SCTP source interface selection when no response from destination
I'm trying to understand why the multi-homed SCTP association I have setup is not using the second interface IP address to send/respond to HEARTBEAT message to the standby path.
SCTP only ever attempts to use the same source interface to both destination SCTP end-points.
I have the following SCTP multi-homed association with two paths:
Client Server
192.200.2.1 <--> 192.168.130.21 (eth2)
192.201.2.1 <--> 192.168.150.21 (eth3)
The above interfaces are connected to separate networks to provide the redundant paths for the multi-homed association.
I have IP rules at the server end to attempt to send traffic as per following:
- from 192.168.130.21 lookup opnet4-routes
- from 192.168.150.21 lookup opnet5-routes
The above route tables have route entries per:
- opnet4-routes: default via 192.168.130.254 dev eth2
- opnet5-routes: default via 192.168.150.254 dev eth3
I do not have an static routes on the server.

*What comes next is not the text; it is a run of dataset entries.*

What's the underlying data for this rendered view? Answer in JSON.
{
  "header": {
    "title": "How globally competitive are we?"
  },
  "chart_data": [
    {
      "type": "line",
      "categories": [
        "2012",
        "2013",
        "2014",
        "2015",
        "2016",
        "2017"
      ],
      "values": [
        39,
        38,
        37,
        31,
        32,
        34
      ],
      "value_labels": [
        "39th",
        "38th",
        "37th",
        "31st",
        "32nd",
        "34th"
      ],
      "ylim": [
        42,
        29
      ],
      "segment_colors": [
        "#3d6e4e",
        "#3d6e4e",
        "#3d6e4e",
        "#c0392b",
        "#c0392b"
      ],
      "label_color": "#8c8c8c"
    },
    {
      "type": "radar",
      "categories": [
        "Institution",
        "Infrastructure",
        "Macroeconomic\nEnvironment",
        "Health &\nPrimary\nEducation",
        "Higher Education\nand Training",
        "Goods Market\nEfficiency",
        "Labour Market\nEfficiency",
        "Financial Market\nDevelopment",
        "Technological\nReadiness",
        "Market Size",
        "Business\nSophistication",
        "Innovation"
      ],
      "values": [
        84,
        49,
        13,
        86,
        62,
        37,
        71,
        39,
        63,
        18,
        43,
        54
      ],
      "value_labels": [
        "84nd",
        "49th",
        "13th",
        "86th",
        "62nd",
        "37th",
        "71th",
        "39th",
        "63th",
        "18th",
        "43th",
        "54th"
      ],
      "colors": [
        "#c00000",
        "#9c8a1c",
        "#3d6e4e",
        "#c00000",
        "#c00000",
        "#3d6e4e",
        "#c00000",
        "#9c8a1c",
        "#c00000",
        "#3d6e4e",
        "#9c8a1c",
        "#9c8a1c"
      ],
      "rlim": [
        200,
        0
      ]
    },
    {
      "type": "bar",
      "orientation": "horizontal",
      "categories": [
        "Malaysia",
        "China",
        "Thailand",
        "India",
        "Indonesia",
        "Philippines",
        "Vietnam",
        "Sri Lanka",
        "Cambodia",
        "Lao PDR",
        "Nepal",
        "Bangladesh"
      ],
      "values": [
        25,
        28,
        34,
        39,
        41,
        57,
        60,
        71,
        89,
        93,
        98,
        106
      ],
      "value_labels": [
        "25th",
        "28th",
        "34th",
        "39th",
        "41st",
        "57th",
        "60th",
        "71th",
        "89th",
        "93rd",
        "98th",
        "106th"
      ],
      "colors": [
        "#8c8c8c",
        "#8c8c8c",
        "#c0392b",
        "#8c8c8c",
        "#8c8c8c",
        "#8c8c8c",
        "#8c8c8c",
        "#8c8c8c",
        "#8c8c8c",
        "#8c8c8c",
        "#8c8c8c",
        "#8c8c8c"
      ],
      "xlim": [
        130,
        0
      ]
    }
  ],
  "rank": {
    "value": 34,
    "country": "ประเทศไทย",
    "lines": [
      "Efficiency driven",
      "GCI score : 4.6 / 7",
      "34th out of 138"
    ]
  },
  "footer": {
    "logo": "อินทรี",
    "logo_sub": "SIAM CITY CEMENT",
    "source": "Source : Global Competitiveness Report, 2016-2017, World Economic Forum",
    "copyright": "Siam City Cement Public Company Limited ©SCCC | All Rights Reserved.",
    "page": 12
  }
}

The packet sequence initiated from the client was good for the primary path but not so good for the secondary path:
Client Server
INIT 192.200.2.1 --> 192.168.130.21
192.200.2.1 <-- 192.168.130.21 INIT-ACK
COOKIE_ECHO 192.200.2.1 --> 192.168.130.21
192.200.2.1 <-- 192.168.130.21 COOKIE_ACK
HEARTBEAT 192.200.2.1 --> 192.168.130.21
192.200.2.1 <-- 192.168.130.21 HEARTBEAT_ACK
The heartbeat attempt from the server fails to the second interface of the client since eth3 is being used.
192.201.2.1 <-- 192.168.130.21 HEARTBEAT
The client also attempts to heartbeat the secondary path but the server responds on the wrong interface:
HEARTBEAT 192.201.2.1 --> 192.168.150.21
192.200.2.1 <-- 192.168.130.21 HEARTBEAT_ACK
The server never attempts to send the HEARTBEAT messages using the secondary path interface (192.168.150.21 eth3). Neither will it respond to the HEARTBEAT from the secondary path interface.
I have read that SCTP routing is not source based and that it is based on destination only. I understand this can be solved if I use destination static routes.
However my question is more why is SCTP not even attempting to send on the second interface when it know's it not getting responses from the primary path?
Is there a config item I'm missing that would allow SCTP to attempt the second interface to validate the secondary path after a certain number of attempts?
FYI, the problem I'm trying to solve (as you may have guessed) is to avoid having potentially hundreds of static routes to manage hundreds if SCTP client trying to connect to the server. Hence the use of the IP rules functionality.
Thanks,
Chas.
Responses
CentOS and RHEL should behave the same, they are built from the same sources.
Policy routing with from x.x.x.x rules do not seem to work with SCTP on RHEL 6, the default table is used instead.
We couldn't reproduce the same error on RHEL 7. There's been a lot of changes to IP routing between those releases so we were unable to quantify the change.
Hmm, I don't think you should be policy-routing to try and encourage heartbeats out a certain interface.
I don't expect that a kernel-generated HEARTBEAT chunk would have a source address at route lookup time, not in the same way that a process calling bind() or sctp_bindx() would set a source address on data written into its socket. If I'm correct, then the heartbeat would skip the specific from rules during routing (as the SCTP header does not have a source address set yet) and use the main routing table which would explain why you see the server sending heartbeats out the wrong interface.
You really shouldn't need to setup this complex a network to achieve multi-homing. If I were you, I would not use policy routing at all for this setup. Instead, your main routing tables should look something like this:
client
192.168.130.0/24 via 192.200.2.254 dev eth2
192.168.150.0/24 via 192.201.2.254 dev eth3
server
192.200.2.0/24 via 192.168.130.254 dev eth2
192.201.2.0/24 via 192.168.150.254 dev eth3
To answer your last question, the SCTP Socket API Extensions do not have any option to set a next hop, that is done by IP routing.
I don't believe so, not for heartbeats anyway. The socket owner has only indirect control over heartbeat timing via setsockopt(SCTP_PEER_ADDR_PARAMS).
Let me have a play with this and discuss with our SCTP maintainers.
Do you mind if I open a support case for you so that I can dedicate some proper time to it and ensure a reply for you?
That's expected: SCTP behaviour when primary path is down during INIT
I'll continue further via a support case, which I'll open shortly.